Other marketing strategies include "hold messages on our phones informing callers that we do flu shots, and we have in-store signage and a banner in our window," she said. "One of our locations is a pretty high traffic corner, so lots of people walk by every day and see our signs. We've also done some outreach marketing--giving flu shots to workers at various businesses in the area and immunizing the teachers at some of the schools." Patient response has been overwhelming, she said. "People like the convenience. One of our retail stores is open from 9 a.m. to 8 p.m. seven days a week, and literally any hour we are open, they can get a flu shot." People who have health insurance that would pay for the shot if they went to their doctor "just come into our pharmacy and pay us to do it instead," she said.

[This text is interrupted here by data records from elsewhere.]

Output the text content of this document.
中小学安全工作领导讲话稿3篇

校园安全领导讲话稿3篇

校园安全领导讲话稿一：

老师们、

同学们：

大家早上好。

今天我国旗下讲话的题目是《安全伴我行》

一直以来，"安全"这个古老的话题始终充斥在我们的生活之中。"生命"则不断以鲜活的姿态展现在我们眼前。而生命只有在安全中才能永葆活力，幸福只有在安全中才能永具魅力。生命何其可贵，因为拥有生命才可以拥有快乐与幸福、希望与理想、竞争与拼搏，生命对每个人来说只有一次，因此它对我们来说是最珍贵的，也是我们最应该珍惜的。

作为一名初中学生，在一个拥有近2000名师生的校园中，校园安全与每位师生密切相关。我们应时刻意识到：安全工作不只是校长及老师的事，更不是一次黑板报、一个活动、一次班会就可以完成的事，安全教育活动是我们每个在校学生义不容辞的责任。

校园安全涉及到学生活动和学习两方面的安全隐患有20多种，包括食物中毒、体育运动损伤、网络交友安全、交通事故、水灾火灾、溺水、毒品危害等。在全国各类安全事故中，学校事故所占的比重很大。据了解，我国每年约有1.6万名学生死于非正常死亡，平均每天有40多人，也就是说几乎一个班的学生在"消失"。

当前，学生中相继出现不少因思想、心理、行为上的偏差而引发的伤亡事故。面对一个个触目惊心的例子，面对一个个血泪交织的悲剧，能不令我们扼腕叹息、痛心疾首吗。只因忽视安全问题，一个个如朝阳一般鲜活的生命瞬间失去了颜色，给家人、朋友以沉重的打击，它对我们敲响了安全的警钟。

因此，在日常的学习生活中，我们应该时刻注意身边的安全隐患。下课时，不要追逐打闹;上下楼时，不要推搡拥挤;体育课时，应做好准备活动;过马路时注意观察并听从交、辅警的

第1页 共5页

Clearly pharmacists who offer immunization services are making headway, but nurses and nurse practitioners are not going to give up the immunization business they have dominated for years without resorting to novel vaccine promotions. Nurses at Huntington Memorial Hospital in Pasadena, Calif., now offer flu shots free of charge on a drive-through basis to people waiting in cars.
"We delivered more than 2,000 flu shots in less than three hours," noted Connie Matthews, director of public relations at Huntington Memorial Hospital. "One year, our nurses administered flu shots while wearing rollerblades to speed things up," she said. Pharmacists have yet to don skates, but they are nonetheless succeeding in gaining the attention of patients who want the protection provided by vaccines.